The following day, with my honey back at my side, we cruised on out of Ecuador and into Peru. As we wound through the mountains, I spotted a pig dressed as superman. He surely would have tripped on his plaid, baby blue cape if he was skipping along to a mud puddle. However he sat propped up on the table with his eyes closed next to a black charred wok, filled with delightfully juicy chunks of pork.

“I’ll have some pig please”.

The woman lifted the cape of the pig and sliced off a chunk of its back, scooped a few chunks of pork from the wok, and layered the plate with corn, pork, and onion. It was heaven, I promise.

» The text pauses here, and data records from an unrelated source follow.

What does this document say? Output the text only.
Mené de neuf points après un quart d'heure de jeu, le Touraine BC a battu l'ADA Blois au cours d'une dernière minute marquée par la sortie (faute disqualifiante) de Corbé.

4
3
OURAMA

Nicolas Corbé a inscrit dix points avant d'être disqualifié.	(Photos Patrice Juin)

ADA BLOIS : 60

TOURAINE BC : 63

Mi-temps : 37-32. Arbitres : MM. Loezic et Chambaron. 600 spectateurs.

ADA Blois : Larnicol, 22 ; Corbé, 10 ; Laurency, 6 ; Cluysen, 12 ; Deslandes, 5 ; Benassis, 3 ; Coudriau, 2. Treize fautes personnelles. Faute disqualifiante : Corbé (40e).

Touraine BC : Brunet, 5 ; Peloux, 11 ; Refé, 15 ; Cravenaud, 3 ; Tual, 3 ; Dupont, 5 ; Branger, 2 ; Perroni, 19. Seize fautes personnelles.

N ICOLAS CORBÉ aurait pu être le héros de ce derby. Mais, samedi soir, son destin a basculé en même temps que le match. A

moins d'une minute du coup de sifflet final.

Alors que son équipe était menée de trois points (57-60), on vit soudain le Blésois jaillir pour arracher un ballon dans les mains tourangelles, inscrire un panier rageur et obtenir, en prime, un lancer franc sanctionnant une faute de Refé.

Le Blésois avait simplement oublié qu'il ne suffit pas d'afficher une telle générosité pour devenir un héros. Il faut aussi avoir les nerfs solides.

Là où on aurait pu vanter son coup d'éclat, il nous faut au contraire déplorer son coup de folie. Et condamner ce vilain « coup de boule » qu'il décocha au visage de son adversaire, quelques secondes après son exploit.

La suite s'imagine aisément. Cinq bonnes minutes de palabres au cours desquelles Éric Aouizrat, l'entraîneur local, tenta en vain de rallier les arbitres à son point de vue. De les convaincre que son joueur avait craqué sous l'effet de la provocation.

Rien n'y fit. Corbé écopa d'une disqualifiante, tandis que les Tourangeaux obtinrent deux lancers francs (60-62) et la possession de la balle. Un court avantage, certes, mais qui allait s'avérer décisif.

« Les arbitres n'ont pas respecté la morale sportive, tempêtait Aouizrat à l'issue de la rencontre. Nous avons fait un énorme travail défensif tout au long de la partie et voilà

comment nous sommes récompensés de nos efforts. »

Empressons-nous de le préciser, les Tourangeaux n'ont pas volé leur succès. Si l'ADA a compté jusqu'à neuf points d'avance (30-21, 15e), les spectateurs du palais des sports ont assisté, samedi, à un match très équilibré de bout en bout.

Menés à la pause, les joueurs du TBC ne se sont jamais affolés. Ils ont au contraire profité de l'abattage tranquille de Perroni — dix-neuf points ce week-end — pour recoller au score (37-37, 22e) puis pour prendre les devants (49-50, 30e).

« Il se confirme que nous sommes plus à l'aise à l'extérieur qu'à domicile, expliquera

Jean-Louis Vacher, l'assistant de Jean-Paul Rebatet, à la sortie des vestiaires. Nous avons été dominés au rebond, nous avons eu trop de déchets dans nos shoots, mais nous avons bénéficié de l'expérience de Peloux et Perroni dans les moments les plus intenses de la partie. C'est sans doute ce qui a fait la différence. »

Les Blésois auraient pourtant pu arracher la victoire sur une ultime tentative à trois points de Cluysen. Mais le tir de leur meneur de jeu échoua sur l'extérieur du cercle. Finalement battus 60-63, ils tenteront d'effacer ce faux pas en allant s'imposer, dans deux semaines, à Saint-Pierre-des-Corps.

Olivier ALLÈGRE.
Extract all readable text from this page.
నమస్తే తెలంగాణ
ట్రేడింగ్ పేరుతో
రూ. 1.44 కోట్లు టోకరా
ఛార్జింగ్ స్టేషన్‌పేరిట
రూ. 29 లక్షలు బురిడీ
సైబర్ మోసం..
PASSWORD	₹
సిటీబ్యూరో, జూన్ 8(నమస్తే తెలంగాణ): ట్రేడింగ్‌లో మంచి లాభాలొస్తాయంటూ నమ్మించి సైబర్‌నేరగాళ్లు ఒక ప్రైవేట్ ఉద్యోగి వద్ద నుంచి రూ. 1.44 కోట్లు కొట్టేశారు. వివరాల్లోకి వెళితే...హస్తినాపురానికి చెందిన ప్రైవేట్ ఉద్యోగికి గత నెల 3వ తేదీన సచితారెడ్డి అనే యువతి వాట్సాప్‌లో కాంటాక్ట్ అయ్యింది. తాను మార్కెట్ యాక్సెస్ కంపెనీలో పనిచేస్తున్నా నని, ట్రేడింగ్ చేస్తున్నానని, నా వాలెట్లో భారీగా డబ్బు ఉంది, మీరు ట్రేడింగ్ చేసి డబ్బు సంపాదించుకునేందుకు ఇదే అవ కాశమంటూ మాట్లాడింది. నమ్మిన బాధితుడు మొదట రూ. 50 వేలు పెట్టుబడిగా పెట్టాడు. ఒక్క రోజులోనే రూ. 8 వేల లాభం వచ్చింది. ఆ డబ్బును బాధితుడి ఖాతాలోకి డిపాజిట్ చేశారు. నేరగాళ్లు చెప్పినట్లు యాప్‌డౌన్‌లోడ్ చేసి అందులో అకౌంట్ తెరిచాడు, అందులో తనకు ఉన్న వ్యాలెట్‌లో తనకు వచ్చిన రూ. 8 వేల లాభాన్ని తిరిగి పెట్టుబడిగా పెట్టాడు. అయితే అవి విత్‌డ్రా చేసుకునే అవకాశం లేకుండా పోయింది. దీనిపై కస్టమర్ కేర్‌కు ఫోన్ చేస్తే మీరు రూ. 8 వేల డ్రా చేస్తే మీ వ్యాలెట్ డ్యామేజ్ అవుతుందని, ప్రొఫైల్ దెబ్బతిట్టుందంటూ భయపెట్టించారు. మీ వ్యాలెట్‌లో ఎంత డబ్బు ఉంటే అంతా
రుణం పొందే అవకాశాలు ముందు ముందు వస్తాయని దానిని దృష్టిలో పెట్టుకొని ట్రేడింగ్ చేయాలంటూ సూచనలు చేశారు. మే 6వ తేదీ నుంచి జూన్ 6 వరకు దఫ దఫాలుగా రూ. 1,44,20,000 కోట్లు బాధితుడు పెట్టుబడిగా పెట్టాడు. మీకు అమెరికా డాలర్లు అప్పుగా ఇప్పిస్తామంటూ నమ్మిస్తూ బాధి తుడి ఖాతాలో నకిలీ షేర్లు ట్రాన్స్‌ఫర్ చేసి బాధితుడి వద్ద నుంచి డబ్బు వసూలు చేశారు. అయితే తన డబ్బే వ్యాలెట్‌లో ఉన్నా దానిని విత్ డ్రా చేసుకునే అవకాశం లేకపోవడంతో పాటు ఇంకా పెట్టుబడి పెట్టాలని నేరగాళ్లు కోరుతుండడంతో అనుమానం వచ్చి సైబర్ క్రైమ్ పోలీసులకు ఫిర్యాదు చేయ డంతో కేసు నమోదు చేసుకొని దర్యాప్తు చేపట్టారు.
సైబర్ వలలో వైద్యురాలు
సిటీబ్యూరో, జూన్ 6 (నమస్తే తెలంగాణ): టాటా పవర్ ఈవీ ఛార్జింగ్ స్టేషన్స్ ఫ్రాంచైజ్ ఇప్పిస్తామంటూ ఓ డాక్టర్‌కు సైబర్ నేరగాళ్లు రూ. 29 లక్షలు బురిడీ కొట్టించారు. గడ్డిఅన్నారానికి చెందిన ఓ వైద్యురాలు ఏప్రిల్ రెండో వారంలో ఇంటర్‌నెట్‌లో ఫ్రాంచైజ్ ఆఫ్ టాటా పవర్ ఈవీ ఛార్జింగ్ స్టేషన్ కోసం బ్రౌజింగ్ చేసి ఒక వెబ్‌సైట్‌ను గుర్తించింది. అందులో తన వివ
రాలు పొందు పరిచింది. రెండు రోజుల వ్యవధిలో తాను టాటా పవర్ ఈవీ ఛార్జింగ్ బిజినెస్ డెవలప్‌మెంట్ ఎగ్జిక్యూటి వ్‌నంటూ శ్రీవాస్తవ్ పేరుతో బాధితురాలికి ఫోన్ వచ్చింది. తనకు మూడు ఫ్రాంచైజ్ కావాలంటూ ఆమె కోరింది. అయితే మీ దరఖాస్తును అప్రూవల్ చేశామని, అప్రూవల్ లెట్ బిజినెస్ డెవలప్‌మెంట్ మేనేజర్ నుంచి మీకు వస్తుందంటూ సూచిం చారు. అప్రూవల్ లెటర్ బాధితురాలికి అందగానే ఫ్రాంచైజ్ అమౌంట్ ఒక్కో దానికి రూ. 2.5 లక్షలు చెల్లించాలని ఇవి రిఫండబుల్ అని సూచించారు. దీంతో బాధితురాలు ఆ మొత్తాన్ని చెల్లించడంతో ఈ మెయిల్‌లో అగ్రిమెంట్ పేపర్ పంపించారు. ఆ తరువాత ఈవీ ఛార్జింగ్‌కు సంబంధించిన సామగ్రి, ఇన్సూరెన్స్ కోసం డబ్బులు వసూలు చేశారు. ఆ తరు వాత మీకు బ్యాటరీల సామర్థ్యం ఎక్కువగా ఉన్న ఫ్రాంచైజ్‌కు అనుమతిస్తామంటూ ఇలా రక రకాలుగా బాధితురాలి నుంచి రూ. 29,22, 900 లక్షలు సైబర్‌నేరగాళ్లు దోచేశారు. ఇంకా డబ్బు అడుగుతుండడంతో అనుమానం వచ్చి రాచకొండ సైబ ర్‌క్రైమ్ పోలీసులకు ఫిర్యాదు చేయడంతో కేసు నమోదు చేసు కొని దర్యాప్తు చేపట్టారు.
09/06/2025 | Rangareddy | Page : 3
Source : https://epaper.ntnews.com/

As we continued down the road, I fed Brad like a baby, placing chunks of meat into his open mouth as he drove. As we continued on, my mind drifted to how at home you’d never find the food so exposed. Our meat is cut behind swinging closed doors, packaged in rectangular foam plates, wrapped in saran wrap and marked with an expiration date.  On more than one occasion in Latin-America I’ve watched a family take the life of one of its livestock. To them, it was an occasion and a moment to celebrate their fortune, no foam rectangles or saran wrap in sight.

As we crossed into Peru, things got hectic fast. Nacho was like the white sheep being funneled down the killing chute, engulfed in a mass of pedestrians, rickshaws, carts, and stands.

The following day we were heat exhausted and starving, driving through the vast desert and nothingness of Northern Peru.

We spotted a comedor in the distance. As we sat down on the wooden bench, a single slab of jerky-like meat wavered in the air, hanging from a bare rusted wire strung up between two beams. Carne seca: it’s what’s for lunch.